Reaching into her robes, Ao Wen untied the leather cord that had been around her neck since the day of the awakening ceremony and presented the jade carving of a leaping carp to Hou Jia. "Your husband carved this for your daughter. Keep it to remember her," she said, eyes misty. Turning away from her mother, Ao Wen pulled Feng Xi out of the door and all the way to the back alley before she collapsed to sit on the ground, tears blinding her as sobs shook her body.
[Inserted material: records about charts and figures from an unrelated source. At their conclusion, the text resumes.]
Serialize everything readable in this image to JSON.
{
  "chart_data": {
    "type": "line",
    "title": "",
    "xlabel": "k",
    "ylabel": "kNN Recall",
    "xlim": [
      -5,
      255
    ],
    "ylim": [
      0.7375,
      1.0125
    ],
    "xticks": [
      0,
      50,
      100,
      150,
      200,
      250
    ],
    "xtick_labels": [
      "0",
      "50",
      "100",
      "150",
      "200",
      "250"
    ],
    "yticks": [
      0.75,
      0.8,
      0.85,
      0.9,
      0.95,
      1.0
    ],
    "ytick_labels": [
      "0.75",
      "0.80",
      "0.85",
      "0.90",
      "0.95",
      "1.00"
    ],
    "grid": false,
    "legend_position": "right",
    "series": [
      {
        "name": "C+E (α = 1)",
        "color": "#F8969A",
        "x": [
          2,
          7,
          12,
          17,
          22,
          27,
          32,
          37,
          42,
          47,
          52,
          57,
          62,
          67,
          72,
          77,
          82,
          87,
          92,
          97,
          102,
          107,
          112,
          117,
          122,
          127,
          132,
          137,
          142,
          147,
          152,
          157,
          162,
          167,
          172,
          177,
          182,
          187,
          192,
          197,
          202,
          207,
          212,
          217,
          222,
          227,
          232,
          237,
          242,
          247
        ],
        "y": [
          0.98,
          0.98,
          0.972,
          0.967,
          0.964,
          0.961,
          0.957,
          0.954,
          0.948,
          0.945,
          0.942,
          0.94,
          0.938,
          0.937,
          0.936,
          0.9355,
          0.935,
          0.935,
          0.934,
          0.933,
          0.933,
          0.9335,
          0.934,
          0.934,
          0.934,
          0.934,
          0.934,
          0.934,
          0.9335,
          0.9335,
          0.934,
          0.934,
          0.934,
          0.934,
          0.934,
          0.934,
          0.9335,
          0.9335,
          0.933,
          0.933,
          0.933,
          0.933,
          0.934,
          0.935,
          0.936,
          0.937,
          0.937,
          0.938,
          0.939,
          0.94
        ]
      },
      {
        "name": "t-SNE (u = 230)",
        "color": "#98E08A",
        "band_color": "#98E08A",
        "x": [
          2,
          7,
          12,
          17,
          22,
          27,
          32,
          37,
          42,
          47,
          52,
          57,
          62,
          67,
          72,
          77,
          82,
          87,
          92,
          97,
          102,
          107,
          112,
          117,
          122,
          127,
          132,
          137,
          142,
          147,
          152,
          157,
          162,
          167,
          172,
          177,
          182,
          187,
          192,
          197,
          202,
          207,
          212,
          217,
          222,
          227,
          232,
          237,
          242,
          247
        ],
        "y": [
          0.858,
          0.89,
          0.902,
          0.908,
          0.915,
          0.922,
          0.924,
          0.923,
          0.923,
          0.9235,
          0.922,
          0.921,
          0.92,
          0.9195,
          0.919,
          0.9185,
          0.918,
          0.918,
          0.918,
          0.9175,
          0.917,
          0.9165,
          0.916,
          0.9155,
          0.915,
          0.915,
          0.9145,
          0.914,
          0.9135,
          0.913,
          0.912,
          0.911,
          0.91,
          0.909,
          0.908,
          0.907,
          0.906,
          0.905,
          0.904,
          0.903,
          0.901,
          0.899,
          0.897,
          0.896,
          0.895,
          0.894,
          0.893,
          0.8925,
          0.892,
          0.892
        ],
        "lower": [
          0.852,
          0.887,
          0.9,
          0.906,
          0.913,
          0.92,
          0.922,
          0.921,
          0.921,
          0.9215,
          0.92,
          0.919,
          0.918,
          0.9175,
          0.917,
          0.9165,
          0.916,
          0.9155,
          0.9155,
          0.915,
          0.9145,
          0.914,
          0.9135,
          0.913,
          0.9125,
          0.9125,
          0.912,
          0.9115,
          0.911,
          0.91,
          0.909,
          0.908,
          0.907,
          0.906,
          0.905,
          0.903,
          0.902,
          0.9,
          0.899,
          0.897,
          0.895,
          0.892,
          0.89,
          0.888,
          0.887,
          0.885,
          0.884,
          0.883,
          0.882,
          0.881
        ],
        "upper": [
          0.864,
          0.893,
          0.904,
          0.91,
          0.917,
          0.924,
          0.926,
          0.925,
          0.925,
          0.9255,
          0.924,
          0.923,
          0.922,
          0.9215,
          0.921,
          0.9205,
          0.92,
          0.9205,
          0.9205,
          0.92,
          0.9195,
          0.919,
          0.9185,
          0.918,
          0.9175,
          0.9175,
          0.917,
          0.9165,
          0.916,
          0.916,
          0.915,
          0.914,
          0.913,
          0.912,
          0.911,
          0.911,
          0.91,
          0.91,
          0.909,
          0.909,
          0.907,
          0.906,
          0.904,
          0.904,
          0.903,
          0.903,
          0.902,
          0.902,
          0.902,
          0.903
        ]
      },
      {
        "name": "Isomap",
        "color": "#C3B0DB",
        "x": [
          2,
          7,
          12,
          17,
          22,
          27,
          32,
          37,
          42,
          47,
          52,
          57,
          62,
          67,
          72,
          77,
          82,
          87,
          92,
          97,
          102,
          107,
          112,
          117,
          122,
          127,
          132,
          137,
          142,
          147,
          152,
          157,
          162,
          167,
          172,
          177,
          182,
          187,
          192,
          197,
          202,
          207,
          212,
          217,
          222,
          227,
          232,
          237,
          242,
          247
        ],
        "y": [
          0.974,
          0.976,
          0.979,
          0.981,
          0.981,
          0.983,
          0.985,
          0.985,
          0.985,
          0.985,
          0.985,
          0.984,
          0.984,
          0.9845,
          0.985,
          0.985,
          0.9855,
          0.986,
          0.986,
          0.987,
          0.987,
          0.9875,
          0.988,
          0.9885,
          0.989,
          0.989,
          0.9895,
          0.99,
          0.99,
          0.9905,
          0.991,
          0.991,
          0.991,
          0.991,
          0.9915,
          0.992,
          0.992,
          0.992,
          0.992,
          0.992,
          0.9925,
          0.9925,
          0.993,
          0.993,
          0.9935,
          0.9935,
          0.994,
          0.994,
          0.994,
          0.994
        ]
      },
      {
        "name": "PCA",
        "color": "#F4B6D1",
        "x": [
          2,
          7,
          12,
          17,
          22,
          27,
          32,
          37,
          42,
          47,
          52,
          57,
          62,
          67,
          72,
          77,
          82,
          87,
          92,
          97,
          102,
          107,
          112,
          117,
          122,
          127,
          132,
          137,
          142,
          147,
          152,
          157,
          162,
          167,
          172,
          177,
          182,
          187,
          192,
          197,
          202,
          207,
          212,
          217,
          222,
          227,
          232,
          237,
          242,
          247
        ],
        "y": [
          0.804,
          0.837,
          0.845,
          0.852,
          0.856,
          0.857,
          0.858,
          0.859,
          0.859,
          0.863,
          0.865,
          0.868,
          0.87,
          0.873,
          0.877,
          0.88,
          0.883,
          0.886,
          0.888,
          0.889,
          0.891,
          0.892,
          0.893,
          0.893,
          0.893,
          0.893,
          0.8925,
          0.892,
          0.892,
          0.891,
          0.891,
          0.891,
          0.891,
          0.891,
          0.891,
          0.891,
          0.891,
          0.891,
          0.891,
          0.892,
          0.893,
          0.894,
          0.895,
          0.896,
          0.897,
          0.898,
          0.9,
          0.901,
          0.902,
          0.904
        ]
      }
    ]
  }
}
In the kitchen, Hou Jia clutched the jade pendant and stared out the door, suppressing every urge she had to chase after the two young women. She had to remind herself of the events of that day at the banquet, when Ao Wen had humiliated Long Ma in front of everyone, provoking the disaster that all but took her husband from her, and all the other things she'd done or not done since she returned home from that ceremony. Fighting with Aesthete Qing and humiliating him in public had done what? According to Alchemy Novice Wu, Aesthete Qing had helped make weapons for Long Ma to hunt her family with, just so he too could get his revenge on Ao Wen. Who knew what tragedies they'd face when Alchemist Wai Dan recovered from his wounds?
"It's better this way," she told herself firmly. "Anything else she does will only bring us more bad fortune. It's better that she stays away. She stopped being our daughter anyway. Better we all stop pretending that she still is," she said to the empty kitchen, trying not to remember the crushed look in Ao Wen's eyes as she left. This was for the best, wasn't it?